Cookie Laws – What is going on?

Back in May, we wrote about the new Cookie laws. Firstly, I just want to make a quick reminder; it is not actually a law specific to Cookies, it is actually a law on ePrivacy, and Cookies happen to fall under that heading.

On the 25th May 2012 the ePrivacy laws came into effect; that essentially meant that if your website set a cookie then you needed permission first. Penalties for failing to do this could be as much as a £500,000 fine.

PANIC, CONFUSION, PANIC…….actually let’s just ignore it and see what happen….

I suspect after being bombarded by calls and emails the ICO, who are tasked with implementing the law, decided that they potentially had a PR and operational nightmare on their hands, as they were unsure on the “rules”, so how on earth was a non-technical and legal person supposed to know what to do.

So what the ICO did and quite rightly in our opinion, was to make a slight amend to the regulation 48 hours before it was due to come into force. It is a minor but important change which is “implied consent”. So the shift has been moved from the website operator to the user. The Guardian paper did an interesting article on this in more detail.

What this also did was buy the ICO some more time. KPMG did a survey that showed on 25th May only 5% of UK sites had complied with the regulations, there is more on that article which appeared in the Financial Times here.

So what is the ICO position now on cookies?

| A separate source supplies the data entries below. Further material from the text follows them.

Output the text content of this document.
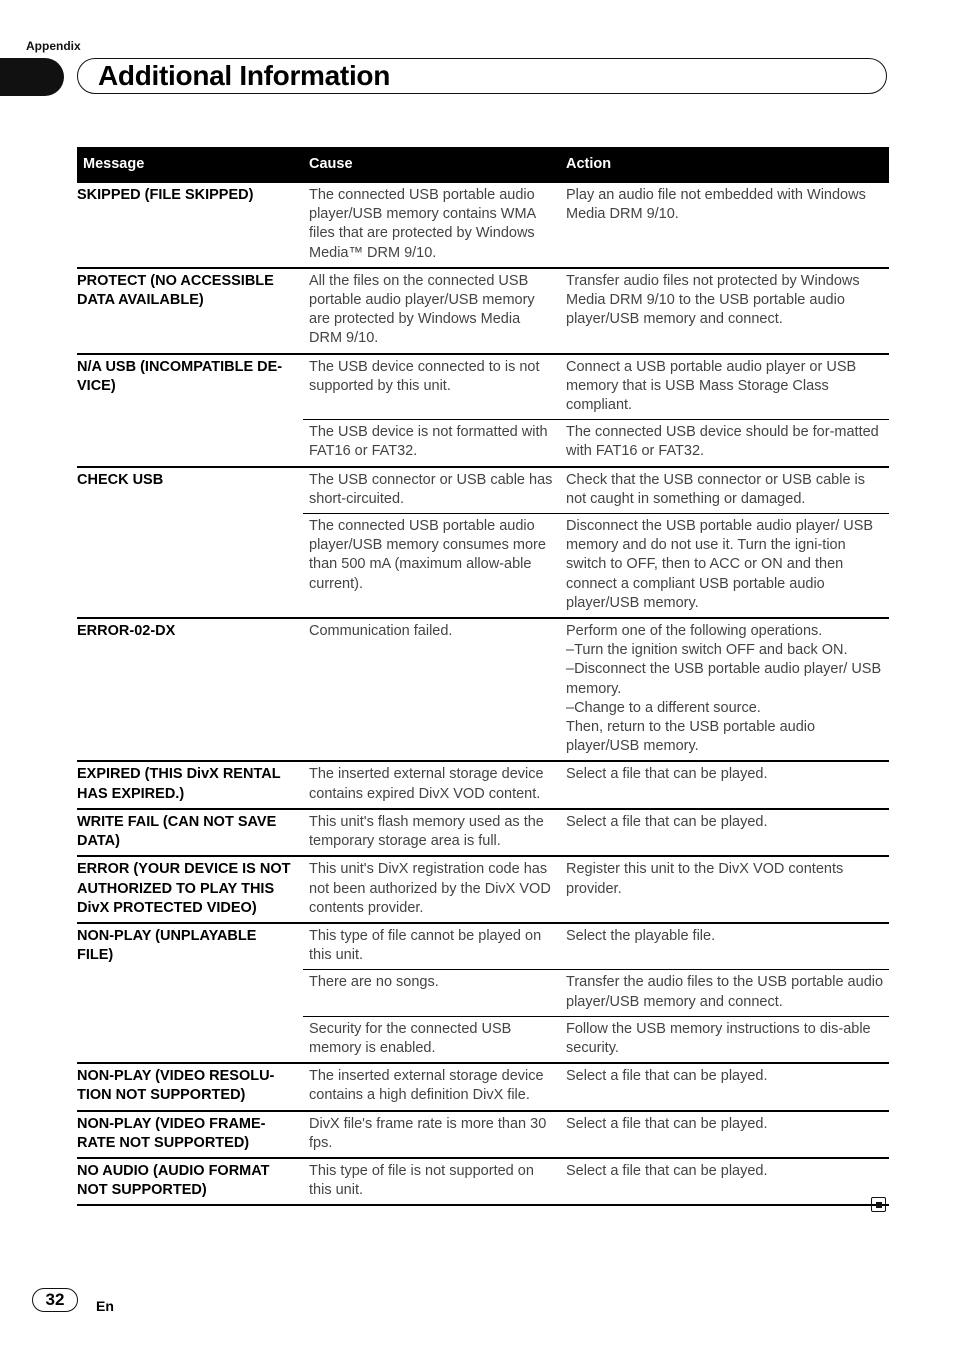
Appendix
Additional Information
Message	Cause	Action
SKIPPED (FILE SKIPPED)	The connected USB portable audio player/USB memory contains WMA files that are protected by Windows Media™ DRM 9/10.	Play an audio file not embedded with Windows Media DRM 9/10.
PROTECT (NO ACCESSIBLE DATA AVAILABLE)	All the files on the connected USB portable audio player/USB memory are protected by Windows Media DRM 9/10.	Transfer audio files not protected by Windows Media DRM 9/10 to the USB portable audio player/USB memory and connect.
N/A USB (INCOMPATIBLE DE-VICE)	The USB device connected to is not supported by this unit.	Connect a USB portable audio player or USB memory that is USB Mass Storage Class compliant.
	The USB device is not formatted with FAT16 or FAT32.	The connected USB device should be for-matted with FAT16 or FAT32.
CHECK USB	The USB connector or USB cable has short-circuited.	Check that the USB connector or USB cable is not caught in something or damaged.
	The connected USB portable audio player/USB memory consumes more than 500 mA (maximum allow-able current).	Disconnect the USB portable audio player/ USB memory and do not use it. Turn the igni-tion switch to OFF, then to ACC or ON and then connect a compliant USB portable audio player/USB memory.
ERROR-02-DX	Communication failed.	Perform one of the following operations.
–Turn the ignition switch OFF and back ON.
–Disconnect the USB portable audio player/ USB memory.
–Change to a different source.
Then, return to the USB portable audio player/USB memory.
EXPIRED (THIS DivX RENTAL HAS EXPIRED.)	The inserted external storage device contains expired DivX VOD content.	Select a file that can be played.
WRITE FAIL (CAN NOT SAVE DATA)	This unit's flash memory used as the temporary storage area is full.	Select a file that can be played.
ERROR (YOUR DEVICE IS NOT AUTHORIZED TO PLAY THIS DivX PROTECTED VIDEO)	This unit's DivX registration code has not been authorized by the DivX VOD contents provider.	Register this unit to the DivX VOD contents provider.
NON-PLAY (UNPLAYABLE FILE)	This type of file cannot be played on this unit.	Select the playable file.
	There are no songs.	Transfer the audio files to the USB portable audio player/USB memory and connect.
	Security for the connected USB memory is enabled.	Follow the USB memory instructions to dis-able security.
NON-PLAY (VIDEO RESOLU-TION NOT SUPPORTED)	The inserted external storage device contains a high definition DivX file.	Select a file that can be played.
NON-PLAY (VIDEO FRAME-RATE NOT SUPPORTED)	DivX file's frame rate is more than 30 fps.	Select a file that can be played.
NO AUDIO (AUDIO FORMAT NOT SUPPORTED)	This type of file is not supported on this unit.	Select a file that can be played.
32	En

Here are some bullet points that we have pulled together from the video:

  • Start the process
    • Do a Cookie audit
    • Be clear honest and upfront to users
  • They are not going to be handing out fines, but are more likely to enforce compliance by sending a series of steps needed which may or may not have a cost, depending on who implements the changes
  • It is EU law and UK are first to implement it, but be ready as this will be across the EU so you might as well be ready
  • They have set up a reporting service so that the public can report sites that are not complying
  • Browsers may accommodate it in future software releases but it is still down to website owners

So what do we recommend?

Well we recommend that for a full belts and braces solution you have the visitor confirm they understand any cookies your site sets and they are happy to receive them, before they go any further into the site (this confirmation only needs to be done once, so if they come back they will not get asked again).

We have such a solution on our site which you may have been presented with or by clicking on the “Privacy Settings” tab in the bottom right of this page you can see how it works. We have implemented this solution for many of our clients and is great value from £49.

We are 100% clear that doing nothing is not the right path to take.

So if you do not want to pay for a service similar to the one we provide what can you do yourself?

  1. Do an audit of your site – find out what Cookies it sets and prove that you understand what data you are capturing from visitors and that you know what happens to that data.
  2. Inform visitors – Put somewhere on your site (and not hidden in the deepest darkest depths of your site) information that tells them about what you have found in point 1
  3. Choices – Tell your visitors how they can opt out of you setting a cookie, this could be by configuring the browser or even giving them an option there and then to just leave your site!